One tip here for directories like this is to scroll through the deals, see how many days are left on them, and on what conditions. Then try to find another coupon site that offers the same or better.
Some stores will accept coupons on your iPhone or Android smartphone so you don't even have to bother printing them out. And if it doesn't work the first time, then go back to the free WiFi at the closest cafe, or hook up to your phone Internet and try another. Some sites let you comment for others, letting them know if the coupon worked. Note that some of these deals are restricted to the US only.

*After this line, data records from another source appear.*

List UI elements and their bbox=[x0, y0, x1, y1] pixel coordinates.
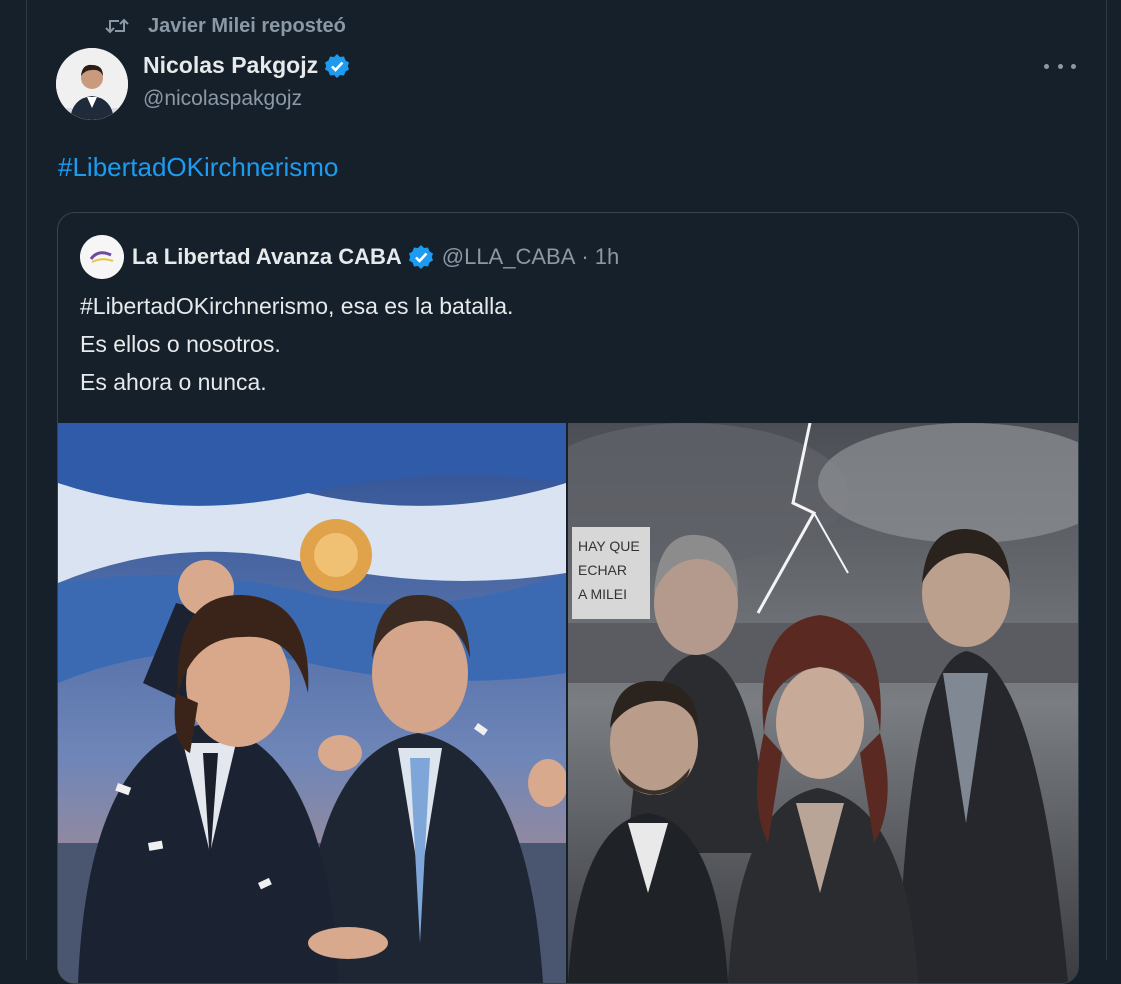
hashtag-link[interactable]: #LibertadOKirchnerismo bbox=[58, 152, 338, 183]
media-image-right[interactable]: HAY QUE ECHAR A MILEI bbox=[568, 423, 1078, 983]
author-avatar[interactable] bbox=[56, 48, 128, 120]
repost-indicator[interactable]: Javier Milei reposteó bbox=[104, 12, 346, 40]
retweet-icon bbox=[104, 15, 130, 37]
quote-line: Es ellos o nosotros. bbox=[80, 331, 281, 357]
author-name[interactable]: Nicolas Pakgojz bbox=[143, 52, 318, 79]
more-options-icon[interactable] bbox=[1044, 54, 1076, 78]
quote-body: #LibertadOKirchnerismo, esa es la batall… bbox=[80, 287, 513, 401]
post-author: Nicolas Pakgojz @nicolaspakgojz bbox=[143, 52, 350, 111]
quote-author-avatar[interactable] bbox=[80, 235, 124, 279]
protest-sign-line: HAY QUE bbox=[578, 538, 640, 554]
media-image-left[interactable] bbox=[58, 423, 566, 983]
timeline-border-left bbox=[26, 0, 27, 960]
quote-handle[interactable]: @LLA_CABA bbox=[442, 244, 576, 270]
quote-header: La Libertad Avanza CABA @LLA_CABA · 1h bbox=[80, 235, 619, 279]
quote-time[interactable]: 1h bbox=[595, 244, 619, 270]
quote-line: Es ahora o nunca. bbox=[80, 369, 267, 395]
quote-separator: · bbox=[581, 244, 589, 269]
timeline-border-right bbox=[1106, 0, 1107, 960]
quote-author-name[interactable]: La Libertad Avanza CABA bbox=[132, 244, 402, 270]
quote-verified-badge-icon[interactable] bbox=[408, 244, 434, 270]
verified-badge-icon[interactable] bbox=[324, 53, 350, 79]
protest-sign-line: A MILEI bbox=[578, 586, 627, 602]
repost-text: Javier Milei reposteó bbox=[148, 14, 346, 37]
author-handle[interactable]: @nicolaspakgojz bbox=[143, 87, 350, 111]
quote-line: #LibertadOKirchnerismo, esa es la batall… bbox=[80, 293, 514, 319]
quote-media[interactable]: HAY QUE ECHAR A MILEI bbox=[58, 423, 1078, 983]
protest-sign-line: ECHAR bbox=[578, 562, 627, 578]
quoted-tweet[interactable]: La Libertad Avanza CABA @LLA_CABA · 1h #… bbox=[57, 212, 1079, 984]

3. Coupons on forums. There are an unlimited number of online forums that share coupon codes or links to digital coupons that can be printed and used at stores. On these forums you'll find coupon codes for corporate days at theme parks, or coupon codes for free shipping, or a certain percentage off your purchase when checking out. A lot of these types of coupons really only work when you are buying something online. And this way there is zero embarrassment for coupon-phobic people -- you can try any number of promo codes until you get one right. I've saved cash this way when buying online software, digital hosting space or e-books. I've even offered a code like this for 50% off to people who bought my e-book. I was kind of hoping the coupon would go viral so I would sell more e-books, but it hasn't yet.
If you are really coupon crazy and don't mind a pile of junk mail, then assign a special email address just for collecting digital coupons. Sign up for them whenever you can and share liberally with your friends. I've had people from around the world ask me for certain coupons. Some stores give money to charity as a special promo if you use them: one Gap coupon I used let me choose a wildlife charity as the beneficiary, so coupon clipping in 2012 has a lot more meaning and fun to it than it was back in the boring butter days of 1983.